1# pasta twists (rotini)
1 small bunch broccoli flowerettes
1-2 carrots, sliced
1/2 to 1 box sliced mushrooms
1/2 to 1 cup sliced scallions

SAUCE:
2 TBS rice wine vinegar
6 TBS peanut oil
2 tsp. ginger (or fresh grated - 1 tsp)
1 tsp. oyster sauce
2 TBS soy sauce
1 clove garlic, crushed
Chinese hot oil - to taste
salt to taste (taste first!!!!)
Szechuan pepper to taste (ground)

Combine all the ingredients for the sauce and set aside.

Cook pasta.  Steam broccoli, carrots, and mushrooms - mostly to bring out the color of the broccoli and carrots but to somewhat cook also.

Put sliced scallions in bottom of bowl and place cooked veggies on top.  Toss in cooked, drained noodles then add sauce and toss well.
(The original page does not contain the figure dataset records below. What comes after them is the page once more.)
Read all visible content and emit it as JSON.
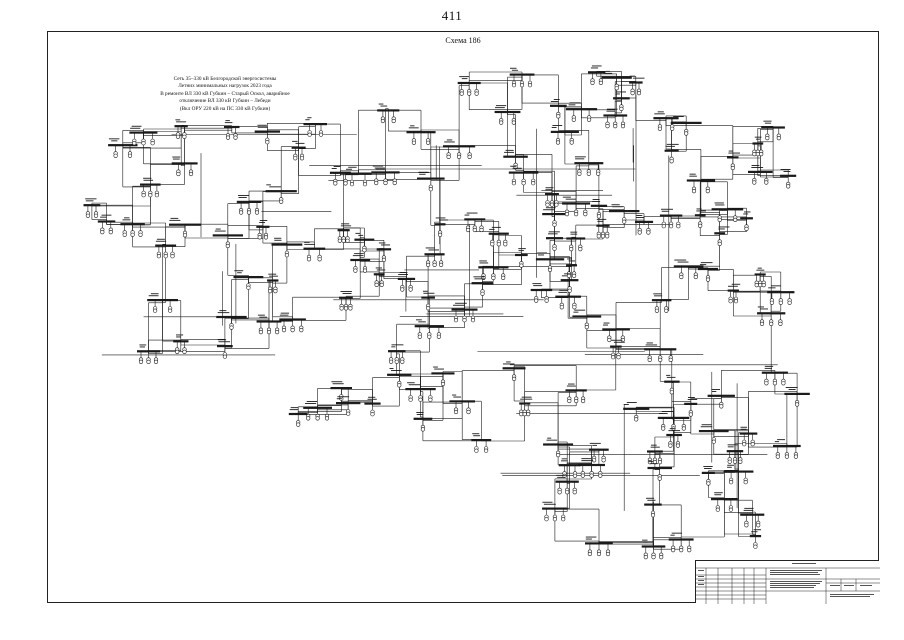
{
  "page": {
    "number": "411"
  },
  "scheme": {
    "label": "Схема 186"
  },
  "title_block": {
    "lines": [
      "Сеть 35–330 кВ Белгородской энергосистемы",
      "Летних минимальных нагрузок 2023 года",
      "В ремонте ВЛ 330 кВ Губкин – Старый Оскол, аварийное",
      "отключение ВЛ 330 кВ Губкин – Лебеди",
      "(Вкл ОРУ 220 кВ на ПС 330 кВ Губкин)"
    ]
  },
  "colors": {
    "ink": "#1a1a1a",
    "paper": "#ffffff"
  }
}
This is good served warm or cold.  You could add cubes of grilled teriyaki chicken to make this a "whole" meal.  

I usually double the sauce  .  

You'll all get graded on this tomorrow so you better do your homework!!!!!


----------



## cookies140 (Mar 16, 2002)

This will have to be my daughter's homework as I live alone and couldn't eat that much but she adores this kind of food.  Recipe looks yummy.


----------



## SierraCook (Jul 22, 2005)

Wow, kitchenelf that sauce looks awesome.  I agree about doubling the sauce.  I usually always double the sauce or dressing.  Then it can be used on other things.


----------



## secretgarden (Jul 24, 2005)

*Oriental Pasta*

I have made a similar recipe and used the stir fry vegatables instead. Found that to be easier and my sauce isn't really what I like. I'm going to try yours.


----------



## jkath (Jul 24, 2005)

elf this looks great!
Question - is there anything you'd recommend as a substitution for oyster sauce?


----------



## kitchenelf (Jul 24, 2005)

No, unless you just leave it out - but it is an integral part of the whole sauce - is it that you don't like it?  Or just don't have it.  It does not taste like oysters - and with many of these Asian strong-flavored sauces it's best not to take a taste - just use it in the recipe.


----------